By Farahnaz Zahidi
Published: May 3, 2015
LAHORE: “Being a woman doesn’t mean I am less than a man in any way,” Hiba Hassan, a 22-year-old student at the Lahore College for Women University (LCWU), says. The young head girl of her class speaks of a sense of motivation and empowerment that she attributes to sensitisation regarding gender equality that she and her fellow students have been exposed to at the university.
The university recently signed a memorandum of understanding with the All Pakistan’s Woman Association (APWA), one of the first partnerships of its kind for gender equality. Together, they organise workshops and trainings for students and teachers to increase an understanding of gender equality. Part of the objective is to include women in peace processes at all levels and celebrate them as agents of peace.
Professor Shireen Asad, the student affairs director at the college, says, “We have more than 12,000 students studying up to PhD level. As an institute we feel that women’s empowerment is a basic pillar of progress.” Asad, an expert in psychology, says she believes that it is important to expose girls to ideas that could help them develop confidence and self-worth.
Durre Shahwar, the programme director at the APWA, echoes Asad’s sentiments. “I work on programmes to protect the girl child from exploitation.
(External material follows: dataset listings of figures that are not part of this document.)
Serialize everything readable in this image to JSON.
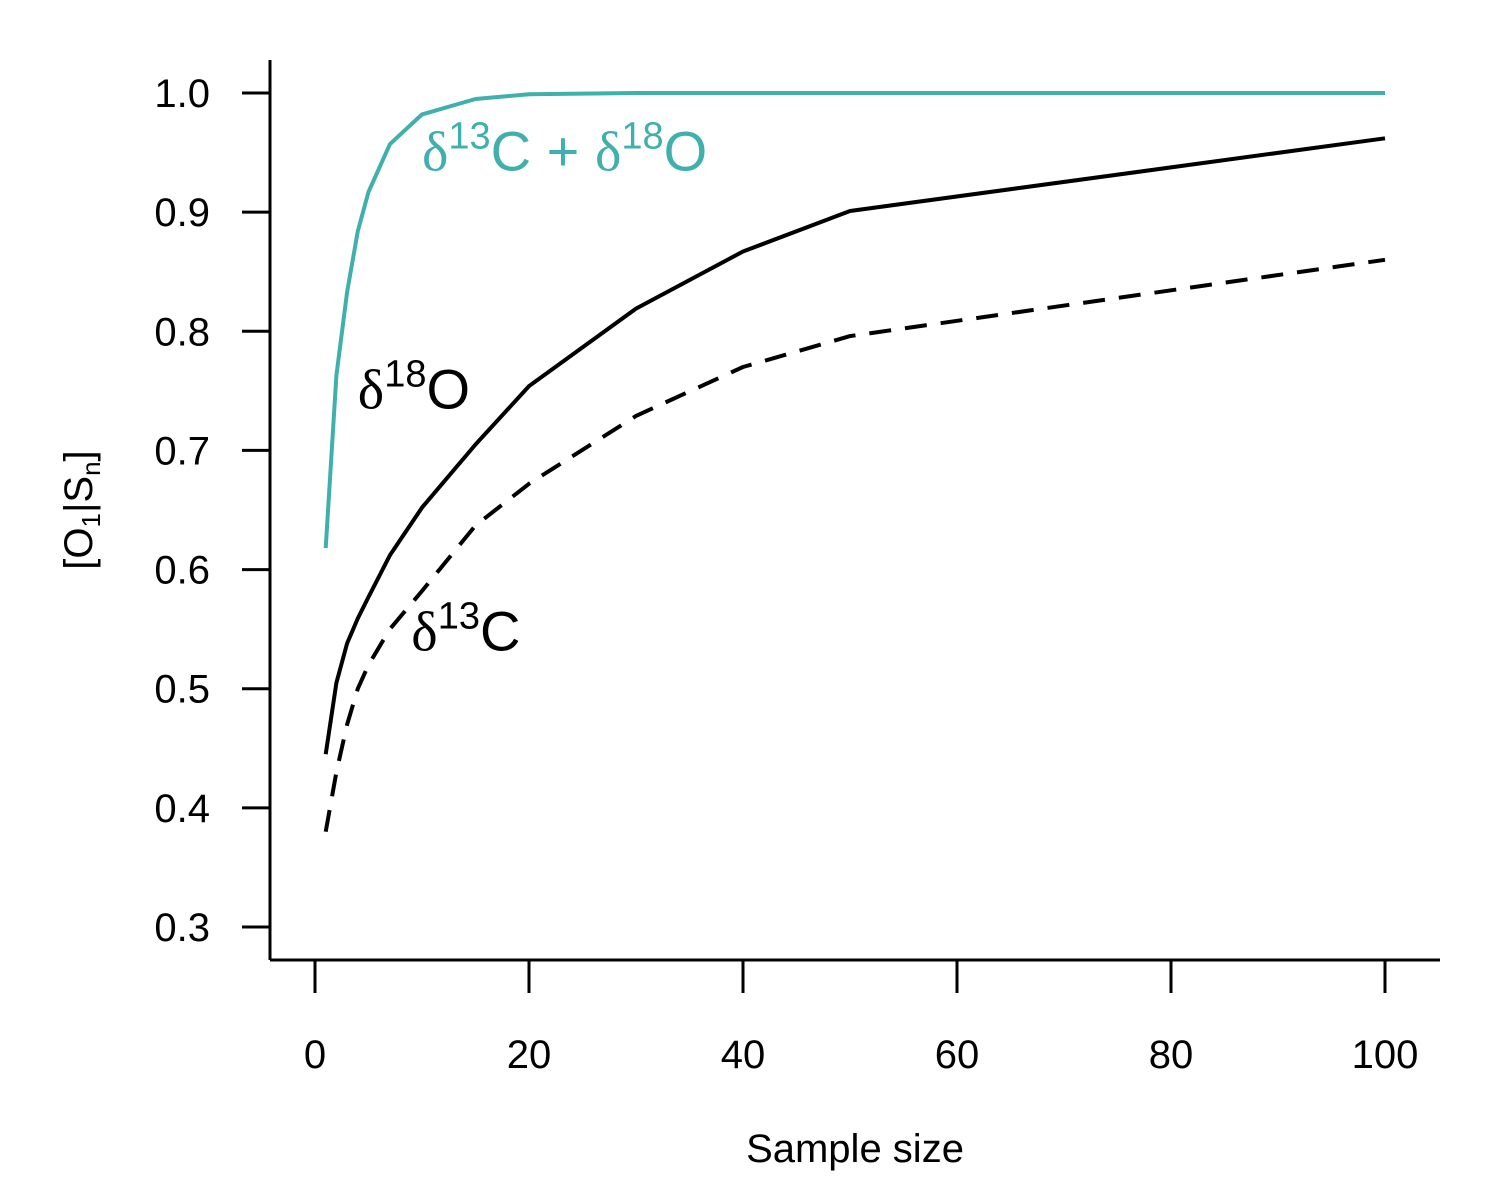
{
  "chart_data": {
    "type": "line",
    "xlabel": "Sample size",
    "ylabel": {
      "main": "[O",
      "sub1": "1",
      "mid": "|S",
      "sub2": "n",
      "end": "]"
    },
    "xlim": [
      0,
      100
    ],
    "ylim": [
      0.3,
      1.0
    ],
    "xticks": [
      0,
      20,
      40,
      60,
      80,
      100
    ],
    "yticks": [
      "0.3",
      "0.4",
      "0.5",
      "0.6",
      "0.7",
      "0.8",
      "0.9",
      "1.0"
    ],
    "grid": false,
    "legend": "none (direct labels)",
    "series": [
      {
        "key": "combined",
        "color": "#3fb0ac",
        "dash": "solid",
        "x": [
          1,
          2,
          3,
          4,
          5,
          7,
          10,
          15,
          20,
          30,
          50,
          100
        ],
        "y": [
          0.618,
          0.763,
          0.833,
          0.884,
          0.917,
          0.957,
          0.982,
          0.995,
          0.999,
          1.0,
          1.0,
          1.0
        ]
      },
      {
        "key": "d18O",
        "color": "#000000",
        "dash": "solid",
        "x": [
          1,
          2,
          3,
          4,
          5,
          7,
          10,
          15,
          20,
          30,
          40,
          50,
          100
        ],
        "y": [
          0.445,
          0.505,
          0.538,
          0.559,
          0.577,
          0.612,
          0.652,
          0.705,
          0.754,
          0.819,
          0.867,
          0.901,
          0.962
        ]
      },
      {
        "key": "d13C",
        "color": "#000000",
        "dash": "dashed",
        "x": [
          1,
          2,
          3,
          4,
          5,
          7,
          10,
          15,
          20,
          30,
          40,
          50,
          100
        ],
        "y": [
          0.38,
          0.43,
          0.47,
          0.5,
          0.52,
          0.55,
          0.582,
          0.637,
          0.672,
          0.729,
          0.77,
          0.796,
          0.86
        ]
      }
    ],
    "annotations": [
      {
        "key": "combined",
        "color": "#3fb0ac",
        "at_x": 10,
        "at_y": 0.935,
        "parts": [
          {
            "t": "δ",
            "greek": true
          },
          {
            "t": "13",
            "sup": true
          },
          {
            "t": "C + "
          },
          {
            "t": "δ",
            "greek": true
          },
          {
            "t": "18",
            "sup": true
          },
          {
            "t": "O"
          }
        ]
      },
      {
        "key": "d18O",
        "color": "#000000",
        "at_x": 4,
        "at_y": 0.735,
        "parts": [
          {
            "t": "δ",
            "greek": true
          },
          {
            "t": "18",
            "sup": true
          },
          {
            "t": "O"
          }
        ]
      },
      {
        "key": "d13C",
        "color": "#000000",
        "at_x": 9,
        "at_y": 0.532,
        "parts": [
          {
            "t": "δ",
            "greek": true
          },
          {
            "t": "13",
            "sup": true
          },
          {
            "t": "C"
          }
        ]
      }
    ]
  }
}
I believe in raising awareness in children’s formative years.” Shahwar has been working with the APWA to educate young women and men students about gender equality.
She says boys studying at the Ahmed Hassan Polytechnique College are being educated about these basics as part of their efforts. “We are working on another project with 200 girls from Kinnaird College. They will be involved in community service and will become agents of change,” Shahwar says. Recently, the association held a national conference titled the Role of Women in Promoting Peace and Harmony for a better Pakistan. The conference aimed to provide a platform to key stakeholders to come together and highlight the importance of women in peace and development. More than 200 students distributed pink scarves with messages of peace and equality painted on them. The scarves were made by students themselves. “Equality is not possible without economic empowerment,” says Shahwar. She says the APWA has been working on micro-finance projects aimed at helping out financially underprivileged women.
Published in The Express Tribune, May 3rd, 2015.